Es wird in der Politik heute oft angemahnt, man solle langfristiger denken. Ebenso beschwert man sich über überkommene Vorstellungen von Politik, Wirtschaft, Moral oder anderem. Nichts davon ist ungewöhnlich, beides gab es zu allen Zeiten. Problematisch wird es nur, wenn beides von den gleichen Leuten kommt.
Angenommen wir erfüllen die erste Forderung. Wie sieht eine Politik des langfristigen Denkens aus? Wir denken sehr genau nach, wie man die Politik für die nächsten Jahrzehnte und Jahrhunderte gestalten muss, damit sie langfristig tragfähig ist. Wir setzen diese Politik gegen aktuelle Politik durch und sie dann für lange Zeit, schließlich ist es eine langfristige Politik. Aber damit sich eine Politik durchsetzen kann, braucht es viele Menschen die von ihr überzeugt sind. Aufgrund der logistischen Probleme viele Menschen in einer Idee zu vereinen, und der Auswirkungen die das hat, nennt man dann die Ideologie jener Gruppe. Eine solche Gruppe von Menschen ist absolut unabdingbar. Denn nichts soll in diesen Jahren so schnell durchgesetzt werden, wie langfristige Politik.
Dabei braucht es diese Gruppe nicht nur um die Politik durchzusetzen. Nein. Denn sie demonstriert schon am eigenen Beispiel das Problem jeder langfristigen Politik. Es kommen immer wieder Gruppen von Menschen an, die eine Ideologie haben und die aktuelle Politik schlecht finden und ändern möchten. Eine langfristige Politik muss also sich also nicht nur gegen die aktuelle Politik durchsetzen, sondern auch gegen die zukünftigen Alternativen. Würde sie es nicht tun, dann wäre es nur eine langfristige Politik im Geiste aber nicht in der Tat.

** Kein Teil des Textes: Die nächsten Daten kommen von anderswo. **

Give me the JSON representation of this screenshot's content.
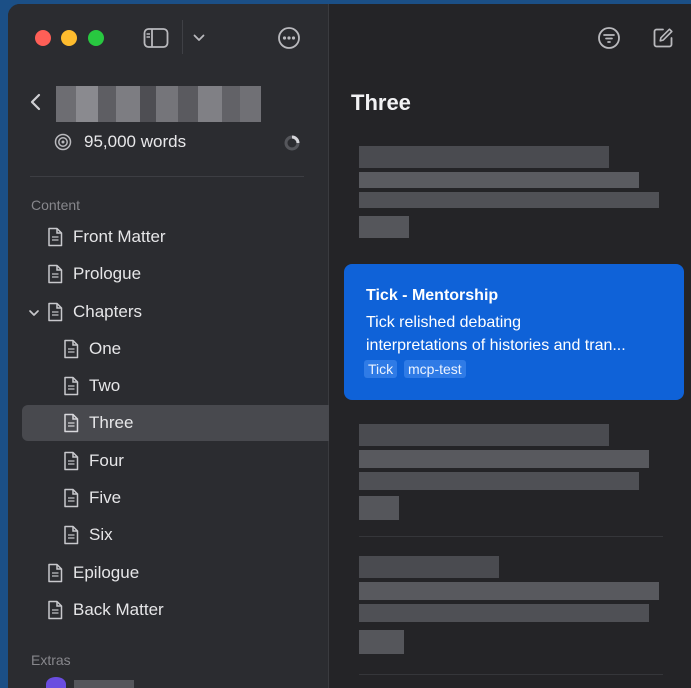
{
  "window": {
    "colors": {
      "accent": "#0f62d8",
      "selection": "#48494e",
      "sidebar": "#2b2c30"
    }
  },
  "sidebar": {
    "word_count": "95,000 words",
    "content_label": "Content",
    "extras_label": "Extras",
    "items": [
      {
        "label": "Front Matter"
      },
      {
        "label": "Prologue"
      },
      {
        "label": "Chapters"
      },
      {
        "label": "One"
      },
      {
        "label": "Two"
      },
      {
        "label": "Three"
      },
      {
        "label": "Four"
      },
      {
        "label": "Five"
      },
      {
        "label": "Six"
      },
      {
        "label": "Epilogue"
      },
      {
        "label": "Back Matter"
      }
    ]
  },
  "detail": {
    "title": "Three",
    "selected_card": {
      "title": "Tick - Mentorship",
      "line1": "Tick relished debating",
      "line2": "interpretations of histories and tran...",
      "tags": [
        "Tick",
        "mcp-test"
      ]
    }
  }
}
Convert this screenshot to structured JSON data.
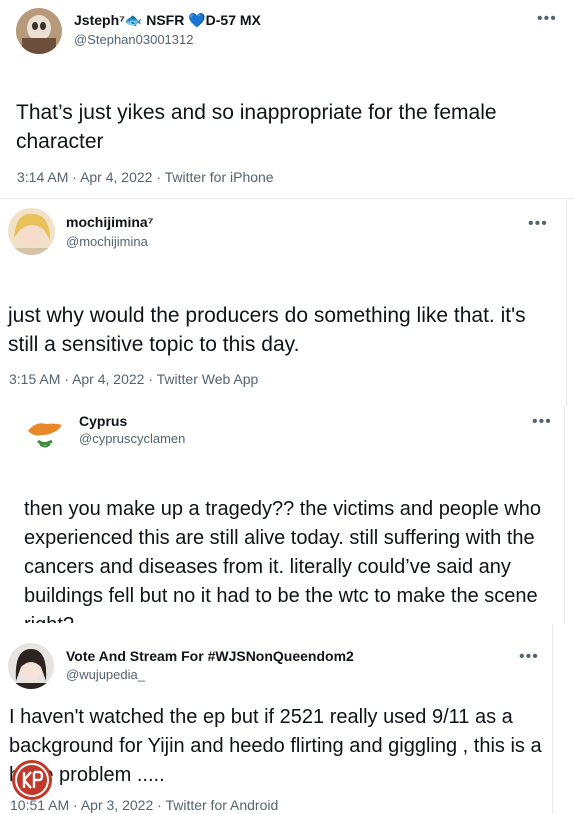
{
  "tweets": [
    {
      "name": "Jsteph⁷🐟 NSFR 💙D-57 MX",
      "handle": "@Stephan03001312",
      "text": "That’s just yikes and so inappropriate for the female character",
      "time": "3:14 AM",
      "date": "Apr 4, 2022",
      "source": "Twitter for iPhone"
    },
    {
      "name": "mochijimina⁷",
      "handle": "@mochijimina",
      "text": "just why would the producers do something like that. it's still a sensitive topic to this day.",
      "time": "3:15 AM",
      "date": "Apr 4, 2022",
      "source": "Twitter Web App"
    },
    {
      "name": "Cyprus",
      "handle": "@cypruscyclamen",
      "text": "then you make up a tragedy?? the victims and people who experienced this are still alive today. still suffering with the cancers and diseases from it. literally could’ve said any buildings fell but no it had to be the wtc to make the scene right?"
    },
    {
      "name": "Vote And Stream For #WJSNonQueendom2",
      "handle": "@wujupedia_",
      "text": "I haven't watched the ep but if 2521 really used 9/11 as a background for Yijin and heedo flirting and giggling , this is a huge problem .....",
      "time": "10:51 AM",
      "date": "Apr 3, 2022",
      "source": "Twitter for Android"
    }
  ],
  "more_glyph": "•••",
  "dot": "·",
  "watermark": "KPF"
}
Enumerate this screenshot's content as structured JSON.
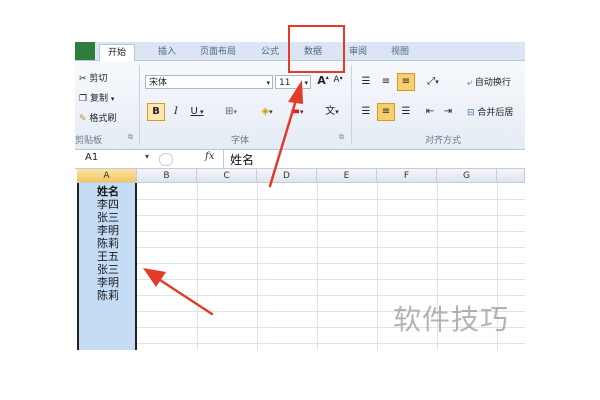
{
  "tabs": [
    {
      "label": "",
      "active": false,
      "kind": "file"
    },
    {
      "label": "开始",
      "active": true
    },
    {
      "label": "插入",
      "active": false
    },
    {
      "label": "页面布局",
      "active": false
    },
    {
      "label": "公式",
      "active": false
    },
    {
      "label": "数据",
      "active": false,
      "highlighted": true
    },
    {
      "label": "审阅",
      "active": false
    },
    {
      "label": "视图",
      "active": false
    }
  ],
  "clipboard": {
    "cut": "剪切",
    "copy": "复制",
    "format_painter": "格式刷",
    "group": "剪贴板"
  },
  "font": {
    "name": "宋体",
    "size": "11",
    "grow": "A",
    "shrink": "A",
    "bold": "B",
    "italic": "I",
    "underline": "U",
    "group": "字体"
  },
  "alignment": {
    "wrap": "自动换行",
    "merge": "合并后居",
    "group": "对齐方式"
  },
  "formula_bar": {
    "name_box": "A1",
    "fx": "fx",
    "content": "姓名"
  },
  "columns": [
    "A",
    "B",
    "C",
    "D",
    "E",
    "F",
    "G"
  ],
  "cells": [
    "姓名",
    "李四",
    "张三",
    "李明",
    "陈莉",
    "王五",
    "张三",
    "李明",
    "陈莉"
  ],
  "colors": {
    "accent": "#f8cf6a",
    "selection": "#c4dcf4",
    "arrow": "#e23b2c",
    "highlight_box": "#e23b2c"
  },
  "watermark": "软件技巧"
}
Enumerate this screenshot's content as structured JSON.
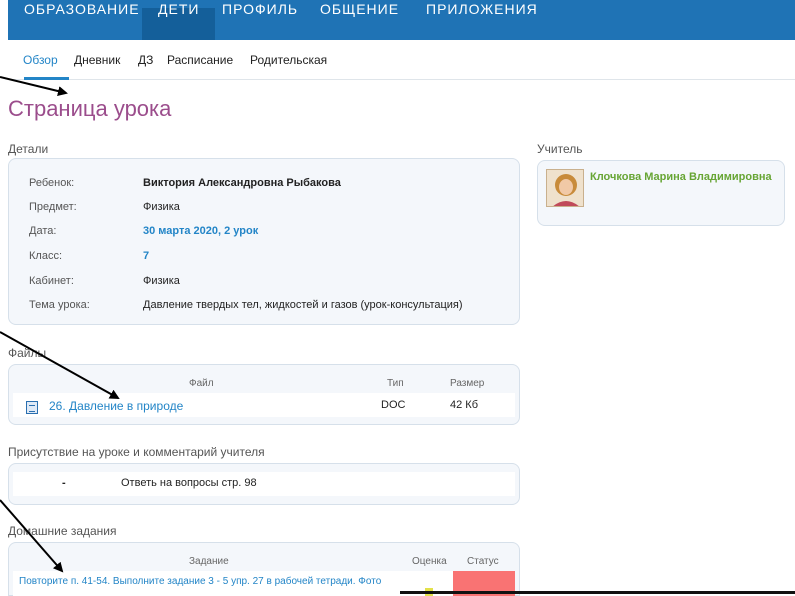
{
  "top_nav": {
    "tabs": [
      {
        "label": "ОБРАЗОВАНИЕ",
        "active": false
      },
      {
        "label": "ДЕТИ",
        "active": true
      },
      {
        "label": "ПРОФИЛЬ",
        "active": false
      },
      {
        "label": "ОБЩЕНИЕ",
        "active": false
      },
      {
        "label": "ПРИЛОЖЕНИЯ",
        "active": false
      }
    ]
  },
  "sub_nav": {
    "items": [
      "Обзор",
      "Дневник",
      "ДЗ",
      "Расписание",
      "Родительская"
    ],
    "active": "Обзор"
  },
  "page_title": "Страница урока",
  "details": {
    "title": "Детали",
    "rows": [
      {
        "label": "Ребенок:",
        "value": "Виктория Александровна Рыбакова"
      },
      {
        "label": "Предмет:",
        "value": "Физика"
      },
      {
        "label": "Дата:",
        "value": "30 марта 2020, 2 урок"
      },
      {
        "label": "Класс:",
        "value": "7"
      },
      {
        "label": "Кабинет:",
        "value": "Физика"
      },
      {
        "label": "Тема урока:",
        "value": "Давление твердых тел, жидкостей и газов (урок-консультация)"
      }
    ]
  },
  "teacher": {
    "title": "Учитель",
    "name": "Клочкова Марина Владимировна"
  },
  "files": {
    "title": "Файлы",
    "columns": {
      "file": "Файл",
      "type": "Тип",
      "size": "Размер"
    },
    "rows": [
      {
        "name": "26. Давление в природе",
        "type": "DOC",
        "size": "42 Кб"
      }
    ]
  },
  "attendance": {
    "title": "Присутствие на уроке и комментарий учителя",
    "mark": "-",
    "comment": "Ответь на вопросы стр. 98"
  },
  "homework": {
    "title": "Домашние задания",
    "columns": {
      "task": "Задание",
      "grade": "Оценка",
      "status": "Статус"
    },
    "rows": [
      {
        "task": "Повторите п. 41-54. Выполните задание 3 - 5 упр. 27 в рабочей тетради. Фото"
      }
    ]
  },
  "colors": {
    "nav_bg": "#1f73b5",
    "title": "#9b4d8c",
    "link": "#2385c7",
    "teacher_name": "#67a534",
    "status_red": "#f97373"
  }
}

Eine langfristige Politik muss auch umgesetzt werden um nicht nur ein Papiertiger zu sein.
Aber wie sieht diese Politik dann aus? Wie sieht eine langfristige Politik aus, wenn sie langfristig gewirkt hat? Und wie sehen die Politiker aus, die sie so langfristig umgesetzt haben?
Wir nennen sie Konservativ. Sie vertreten Ideen die Jahrhunderte alt sind und mit der heutigen Zeit nicht mehr viel zu tun haben. Sie verteidigen diese Ideen vehement, kompromisslos und etwas abschätzig gegenüber allen anderen Ideen, denn über Jahrhunderte haben sie andere Ideologien kommen und gehen sehen, aber ihre eigene Ideologie verteidigt. Und wie könnte es auch anders sein? Jede Politik die nicht von dieser Art von Politikern verteidigt wird, hätte lange davor aufgehört zu existieren und wäre somit kein Stück langfristig gewesen.
Diese Zusammenhänge scheinen aber wenig bekannt zu sein. Denn kaum jemand verurteilt konservative Politik heute so sehr wie jene, die eine langfristige Politik fordern. In der Aggression gegenüber der konservativen Politik durch sogenannte progressiven Politiker steckt auch eine gehörige Portion Selbsterkenntnis und Selbstverleugnung. Denn niemand verkörpert so sehr ihre eigene Forderung nach langfristiger Politik wie die Vertreter der alten langfristigen Paradigmen.
Um es plakativ zu sagen: Jeder Forderung nach langfristiger Politik wohnt eine neue CSU schon inne.
Wem ein Selbstbild als CSU-Politiker nicht gefällt, der sollte sich überlegen welche Ziele er verfolgt. Denn die Ziele bestimmen, welchen Mittel nötig sind um sie zu erreichen. Wer eine langfristige Politik sofort durchsetzen will, der braucht eine ideologische Massenbewegung – mit all ihren blinden Flecken, mit der Unterdrückung jeder Kritik in den eigenen Reihen und mit all ihrer Arroganz im Auftreten gegenüber allen anderen Ideen. Eine Massenbewegung, wie sie immer wieder Gesellschaften zerrissen und Existenzen zerstört hat.
Wer das nicht will, dem empfehle ich eine langfristige Politik.
Wer eine wirklich langfristige Politik anstrebt, der sollte sich darüber im Klaren sein, dass er das nicht kurzfristig tun kann. Dann bleibt genug Zeit um Menschen zu überzeugen und nicht nur zu überreden. Dann bleibt genug Zeit um Kritik zuzulassen und zu sehen wo sie berechtigt ist. Wo genug Zeit ist, dort ist auch Raum für Gelassenheit im Umgang mit Menschen anderer Ideen.